Lot 260


1965 Citroën 2CV 4×4 'Sahara'


€143,750 EUR | Sold

Monaco | Monaco, Monaco



Chassis No.
Engine No.
Body No.
0005 000098
Rear Engine No.
Cancelled French Certificat d’Immatriculation
  • Coveted and rare 2CV 4x4 ‘Sahara’, offering four-wheel drive
  • One of an estimated 694 twin-engined ‘Sahara’ models from a production run spanning almost four million 2CVs
  • Restored from 2021 to 2023, with pictures on file
  • Three owners from new; odometer reads only 40,492 kilometres
  • Retains matching-numbers, body, chassis and pair of engines, verified by accompanying factory data from Citroën

The simplicity of the Citroën 2CV’s fundamental design is refreshingly straightforward. Conceived by the French marque in 1948 as a means of affordably mobilising a segment of rural society still dependent on the horse and cart, the 2CV’s name translates roughly from the French deux chevaux to “two horse-powers”. Given the nature of French roads in the immediate post-war period, the 2CV was built to be cheap, reliable, easy to maintain, and with long-travel suspension that made it able to traverse a freshly ploughed field—famously demonstrated in period advertising campaigns with a basket of eggs balanced on the passenger’s seat.

From the earliest days of the 2CV, few could have predicted the overwhelming success and remarkable longevity of the model, with the final example produced in France in 1988. Bar the occasional increase in power and engine capacity, the 2CV remained faithful to its post-war brief throughout its 40-year production run—with the notable exception of the fascinating 4x4 ‘Sahara’ variant. For this off-road specialist, Citroën engineers augmented the standard 2CV with an additional engine mounted in the rear of the car and driving the rear axle, affording the “Tin Snail” four-wheel-drive capabilities. Led by Citroën dealers who are understood to have converted their own cars in such a manner, the factory unveiled its prototype in 1958, beginning production two years later. The official version was intended for service in remote French colonies, such as those in North Africa.

The example here has lived a fascinating life. Completed by the factory in November 1965, the Citroën was registered in the name of its first owner in the same month, as evidenced by period documentation (available to view on file). A doctor who moved from Marseille to Villefranche-de-Panat, a rural commune in the Aveyron department of southern France, it is thought that Pierre Raynal preferred the off-road versatility of the 2CV 4x4 ‘Sahara’ for his door-to-door occasional visits to patients across the rustic countryside. Dr Raynal used the Citroën in all weathers until the 1980s, when the 2CV was replaced by a Range Rover. From then until the ‘Sahara’ was acquired by the consigning owner in February 2020, the car changed hands only once in 2010 and was seldom used.

Coming into ownership by the consignor, the Citroën was in a presentable but tired state, so a course of restoration began.

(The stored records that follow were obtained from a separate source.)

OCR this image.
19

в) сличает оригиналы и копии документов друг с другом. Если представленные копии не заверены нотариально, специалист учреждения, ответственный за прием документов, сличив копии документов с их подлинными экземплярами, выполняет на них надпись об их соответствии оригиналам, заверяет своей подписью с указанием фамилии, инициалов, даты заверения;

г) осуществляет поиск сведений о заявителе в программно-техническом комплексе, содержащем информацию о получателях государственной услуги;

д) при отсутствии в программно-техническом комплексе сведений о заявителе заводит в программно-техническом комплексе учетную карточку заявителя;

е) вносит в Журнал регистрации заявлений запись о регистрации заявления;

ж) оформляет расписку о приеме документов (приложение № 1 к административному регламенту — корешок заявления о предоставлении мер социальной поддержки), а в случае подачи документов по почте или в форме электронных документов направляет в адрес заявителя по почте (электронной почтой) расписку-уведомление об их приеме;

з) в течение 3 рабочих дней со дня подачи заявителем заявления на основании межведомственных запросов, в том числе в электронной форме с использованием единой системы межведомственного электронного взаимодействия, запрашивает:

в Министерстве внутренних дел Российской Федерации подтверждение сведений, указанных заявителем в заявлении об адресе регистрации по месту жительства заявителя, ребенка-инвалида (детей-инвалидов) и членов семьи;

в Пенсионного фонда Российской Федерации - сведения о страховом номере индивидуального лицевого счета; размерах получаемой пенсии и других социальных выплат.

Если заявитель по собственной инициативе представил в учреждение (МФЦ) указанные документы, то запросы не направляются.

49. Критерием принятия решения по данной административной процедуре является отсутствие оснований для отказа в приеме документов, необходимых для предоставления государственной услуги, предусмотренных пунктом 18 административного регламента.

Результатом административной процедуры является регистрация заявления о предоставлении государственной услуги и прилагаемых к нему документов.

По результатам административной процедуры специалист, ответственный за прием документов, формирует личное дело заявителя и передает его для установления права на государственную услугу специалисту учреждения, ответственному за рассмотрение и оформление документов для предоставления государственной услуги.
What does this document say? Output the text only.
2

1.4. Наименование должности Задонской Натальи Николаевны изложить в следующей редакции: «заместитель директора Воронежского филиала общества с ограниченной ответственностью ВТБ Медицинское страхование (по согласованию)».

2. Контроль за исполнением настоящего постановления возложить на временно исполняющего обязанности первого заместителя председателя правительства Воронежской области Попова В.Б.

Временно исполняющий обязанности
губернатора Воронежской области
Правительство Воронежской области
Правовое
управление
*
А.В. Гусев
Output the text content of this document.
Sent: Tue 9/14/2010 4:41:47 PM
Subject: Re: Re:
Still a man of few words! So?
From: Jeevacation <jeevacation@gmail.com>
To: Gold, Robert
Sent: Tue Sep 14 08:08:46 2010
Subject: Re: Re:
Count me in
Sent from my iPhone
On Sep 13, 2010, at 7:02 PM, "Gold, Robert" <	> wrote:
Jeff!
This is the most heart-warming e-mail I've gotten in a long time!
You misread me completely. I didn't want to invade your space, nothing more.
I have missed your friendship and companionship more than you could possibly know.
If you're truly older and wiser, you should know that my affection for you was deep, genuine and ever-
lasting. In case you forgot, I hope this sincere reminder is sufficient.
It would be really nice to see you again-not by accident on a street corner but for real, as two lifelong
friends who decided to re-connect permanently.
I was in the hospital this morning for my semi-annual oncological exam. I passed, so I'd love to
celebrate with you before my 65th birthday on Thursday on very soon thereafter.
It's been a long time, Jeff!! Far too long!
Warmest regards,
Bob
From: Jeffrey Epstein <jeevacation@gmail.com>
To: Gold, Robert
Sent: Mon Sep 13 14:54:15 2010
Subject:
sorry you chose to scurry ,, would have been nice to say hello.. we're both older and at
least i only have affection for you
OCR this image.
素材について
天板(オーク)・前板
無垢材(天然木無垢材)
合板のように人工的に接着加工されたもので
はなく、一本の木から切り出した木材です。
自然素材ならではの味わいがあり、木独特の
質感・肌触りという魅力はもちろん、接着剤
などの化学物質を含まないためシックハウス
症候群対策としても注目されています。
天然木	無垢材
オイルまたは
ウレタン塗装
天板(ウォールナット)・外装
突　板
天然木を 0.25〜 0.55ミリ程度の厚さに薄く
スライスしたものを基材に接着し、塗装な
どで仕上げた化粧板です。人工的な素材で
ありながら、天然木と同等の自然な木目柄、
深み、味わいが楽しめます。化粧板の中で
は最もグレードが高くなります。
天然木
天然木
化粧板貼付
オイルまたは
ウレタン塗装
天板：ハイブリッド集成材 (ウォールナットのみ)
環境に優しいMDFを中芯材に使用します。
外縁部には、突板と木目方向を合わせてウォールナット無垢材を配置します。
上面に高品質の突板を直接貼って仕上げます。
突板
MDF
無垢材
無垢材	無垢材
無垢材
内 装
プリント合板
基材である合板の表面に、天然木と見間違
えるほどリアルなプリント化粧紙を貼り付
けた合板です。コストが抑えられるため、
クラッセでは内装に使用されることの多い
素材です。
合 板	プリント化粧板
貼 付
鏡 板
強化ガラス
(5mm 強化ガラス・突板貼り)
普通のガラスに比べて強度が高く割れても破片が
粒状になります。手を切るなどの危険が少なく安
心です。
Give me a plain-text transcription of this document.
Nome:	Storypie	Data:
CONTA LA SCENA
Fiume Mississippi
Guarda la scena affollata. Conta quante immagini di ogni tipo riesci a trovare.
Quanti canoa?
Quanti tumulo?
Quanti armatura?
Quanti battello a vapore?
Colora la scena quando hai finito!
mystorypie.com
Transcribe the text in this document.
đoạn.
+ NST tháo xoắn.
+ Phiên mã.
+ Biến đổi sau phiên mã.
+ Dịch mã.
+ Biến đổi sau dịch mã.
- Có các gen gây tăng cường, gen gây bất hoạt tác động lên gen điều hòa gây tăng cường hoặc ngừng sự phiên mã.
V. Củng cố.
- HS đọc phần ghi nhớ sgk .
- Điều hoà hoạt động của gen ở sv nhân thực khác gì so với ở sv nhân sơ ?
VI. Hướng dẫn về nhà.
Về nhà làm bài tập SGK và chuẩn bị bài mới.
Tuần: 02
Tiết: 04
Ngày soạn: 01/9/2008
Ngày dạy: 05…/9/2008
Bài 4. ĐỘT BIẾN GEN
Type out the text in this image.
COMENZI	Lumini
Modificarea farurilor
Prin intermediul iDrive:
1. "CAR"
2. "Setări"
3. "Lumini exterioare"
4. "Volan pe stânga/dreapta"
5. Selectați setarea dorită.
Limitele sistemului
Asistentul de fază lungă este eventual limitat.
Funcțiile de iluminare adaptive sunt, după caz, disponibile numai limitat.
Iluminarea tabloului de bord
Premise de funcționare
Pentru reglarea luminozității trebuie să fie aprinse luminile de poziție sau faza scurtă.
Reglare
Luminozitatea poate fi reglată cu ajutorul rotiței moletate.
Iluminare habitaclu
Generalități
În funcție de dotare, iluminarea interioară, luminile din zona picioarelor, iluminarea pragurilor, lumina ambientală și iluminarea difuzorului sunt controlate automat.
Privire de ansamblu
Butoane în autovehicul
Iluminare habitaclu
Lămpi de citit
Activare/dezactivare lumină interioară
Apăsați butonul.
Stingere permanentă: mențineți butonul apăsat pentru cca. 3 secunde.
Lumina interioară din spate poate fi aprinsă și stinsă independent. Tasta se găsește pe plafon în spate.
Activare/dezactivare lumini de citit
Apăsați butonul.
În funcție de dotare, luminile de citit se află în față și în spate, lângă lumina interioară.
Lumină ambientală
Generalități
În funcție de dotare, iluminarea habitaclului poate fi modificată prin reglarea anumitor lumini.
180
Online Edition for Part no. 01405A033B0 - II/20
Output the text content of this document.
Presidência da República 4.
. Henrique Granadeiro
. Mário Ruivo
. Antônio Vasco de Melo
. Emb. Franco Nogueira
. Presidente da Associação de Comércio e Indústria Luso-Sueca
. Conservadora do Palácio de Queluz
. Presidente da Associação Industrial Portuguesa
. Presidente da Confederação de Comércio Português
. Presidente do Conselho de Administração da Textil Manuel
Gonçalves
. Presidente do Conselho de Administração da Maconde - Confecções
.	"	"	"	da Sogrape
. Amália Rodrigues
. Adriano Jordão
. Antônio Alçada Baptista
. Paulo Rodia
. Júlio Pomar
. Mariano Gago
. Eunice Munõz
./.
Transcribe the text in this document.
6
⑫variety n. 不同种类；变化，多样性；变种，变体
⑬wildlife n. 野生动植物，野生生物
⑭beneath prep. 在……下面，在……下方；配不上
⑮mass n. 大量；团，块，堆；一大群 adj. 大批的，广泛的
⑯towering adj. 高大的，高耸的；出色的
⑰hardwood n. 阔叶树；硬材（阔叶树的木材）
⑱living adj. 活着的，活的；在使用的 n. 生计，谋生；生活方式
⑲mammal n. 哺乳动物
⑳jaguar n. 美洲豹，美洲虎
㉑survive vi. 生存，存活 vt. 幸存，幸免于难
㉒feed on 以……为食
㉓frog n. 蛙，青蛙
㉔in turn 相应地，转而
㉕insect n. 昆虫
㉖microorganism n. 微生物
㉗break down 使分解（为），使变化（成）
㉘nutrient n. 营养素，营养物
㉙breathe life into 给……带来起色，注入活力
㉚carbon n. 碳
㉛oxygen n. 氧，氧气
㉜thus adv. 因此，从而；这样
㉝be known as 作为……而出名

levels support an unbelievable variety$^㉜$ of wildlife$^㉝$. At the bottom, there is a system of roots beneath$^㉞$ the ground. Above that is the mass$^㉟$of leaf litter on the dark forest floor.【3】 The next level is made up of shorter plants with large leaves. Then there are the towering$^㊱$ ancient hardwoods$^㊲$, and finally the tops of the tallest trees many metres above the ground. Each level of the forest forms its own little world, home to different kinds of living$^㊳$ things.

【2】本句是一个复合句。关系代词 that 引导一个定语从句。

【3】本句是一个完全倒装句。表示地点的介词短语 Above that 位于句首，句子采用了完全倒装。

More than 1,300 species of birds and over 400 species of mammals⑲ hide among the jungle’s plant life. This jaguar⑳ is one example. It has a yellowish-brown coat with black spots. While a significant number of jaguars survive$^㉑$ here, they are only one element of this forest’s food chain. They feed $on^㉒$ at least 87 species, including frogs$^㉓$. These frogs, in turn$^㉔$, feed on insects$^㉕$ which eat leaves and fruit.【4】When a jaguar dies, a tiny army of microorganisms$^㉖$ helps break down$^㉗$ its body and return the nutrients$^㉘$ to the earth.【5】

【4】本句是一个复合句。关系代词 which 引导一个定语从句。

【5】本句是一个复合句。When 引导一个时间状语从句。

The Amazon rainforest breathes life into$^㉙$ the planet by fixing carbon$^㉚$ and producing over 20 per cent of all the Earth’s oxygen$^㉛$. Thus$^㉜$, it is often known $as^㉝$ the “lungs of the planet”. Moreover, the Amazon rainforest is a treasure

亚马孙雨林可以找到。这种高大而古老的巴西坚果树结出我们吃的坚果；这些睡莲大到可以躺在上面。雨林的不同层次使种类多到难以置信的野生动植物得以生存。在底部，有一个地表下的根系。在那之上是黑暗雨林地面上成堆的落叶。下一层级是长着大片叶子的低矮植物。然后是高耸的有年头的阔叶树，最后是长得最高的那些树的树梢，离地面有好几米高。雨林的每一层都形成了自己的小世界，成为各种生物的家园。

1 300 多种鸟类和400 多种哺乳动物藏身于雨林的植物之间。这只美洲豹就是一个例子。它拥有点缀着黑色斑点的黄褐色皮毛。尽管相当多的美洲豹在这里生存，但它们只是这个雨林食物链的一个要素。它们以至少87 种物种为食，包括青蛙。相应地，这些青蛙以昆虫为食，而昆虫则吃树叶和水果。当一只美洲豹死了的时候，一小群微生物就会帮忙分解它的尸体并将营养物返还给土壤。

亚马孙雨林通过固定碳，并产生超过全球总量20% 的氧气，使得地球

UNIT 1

A wealth of invoices and restoration photos (available to view on file) attest to the meticulous overhaul that the 2CV now benefits from, both cosmetically and mechanically. The body was removed to the chassis pan, which was renovated and repainted, while the finish of the coachwork itself was also renewed. Both engines and gearboxes have been removed and tuned up, the clutch and brakes are new, and the suspension and running gear have been replaced with the correct parts. The interior was stripped and renewed. Since the completion of the restoration, the Citroën has barely been used by the vendor. At the time of cataloguing the 2CV’s odometer read 40,492 kilometres, which is believed to be true.

Accompanied by its period first registration and a copy of the period insurance certificate, Citroën factory data confirming that this car retains its matching-numbers body, chassis, and both front and rear engines, and many invoices and restoration photos to vouch for its stunning restoration, this 2CV 4x4 ‘Sahara’ is a rare and usable classic with a charming French history.